To be sure, it was never a perfect measure of developed abilities, which by their nature are more difficult to appraise than, say, how many plant names you memorized in botany. But what happens when you move away from trying to assess aptitude? Consider the reading section of the New SAT. In May, the College Board's Reading Development Committee decided that SAT item writers should feel free to use literary terminology in their questions for the reading section. Words that one would typically use only in a literature class--simile, personification--had always been avoided on the SAT, on the theory that a student should get credit for being able to comprehend the phrase "Youth is wasted on the young" even if he doesn't know to call it a paradox. No more. Although the committee decided that the most arcane lit terms (metonymy, for instance) won't appear on the SAT, terms like simile are now fair game.
The use of technical language will also increase in math.
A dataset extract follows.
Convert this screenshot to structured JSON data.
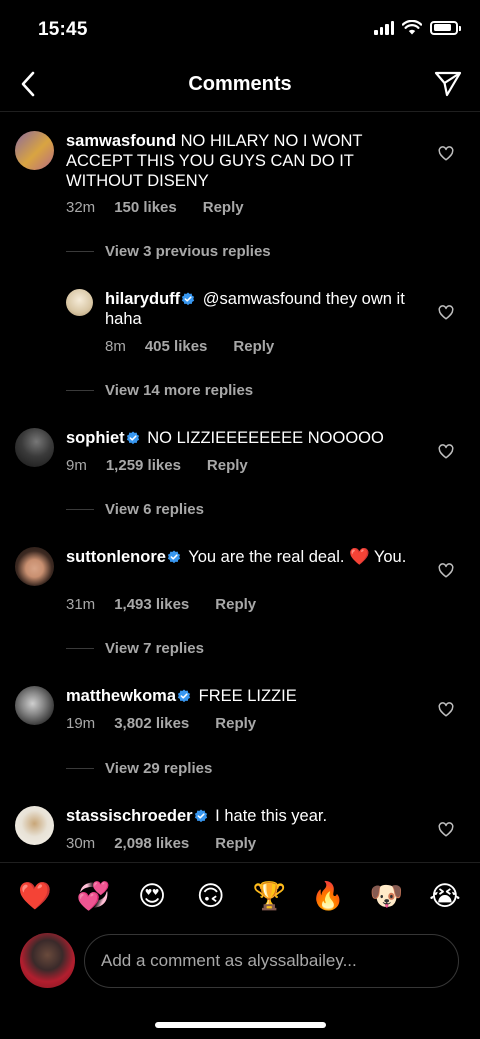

For instance, in the past, an SAT item might have stipulated that group A has 10 members and group B has 10 + 5x members, where x = 3. What's the total number in both groups? Add the 10 from group A and the 10 + (5 x 3) from group B. You get 35. But on the New SAT, the question might read, "What is the union of sets A and B?" Union and set are terms of art for mathematicians; a "union of two sets" is everything in both sets. The answer is still 35, but you must know the jargon to get it.
In May, I saw a statistical analysis of one math question that had been rewritten to include a specialized math term. We can't print the question because it may appear on a future SAT, but I can report this: when the specialized term was added, the percentage of students who got the right answer in a field trial fell, from 68% to 21%--a staggering decline of 47 percentage points. Who are all those students who could do the math but didn't know the specialized language?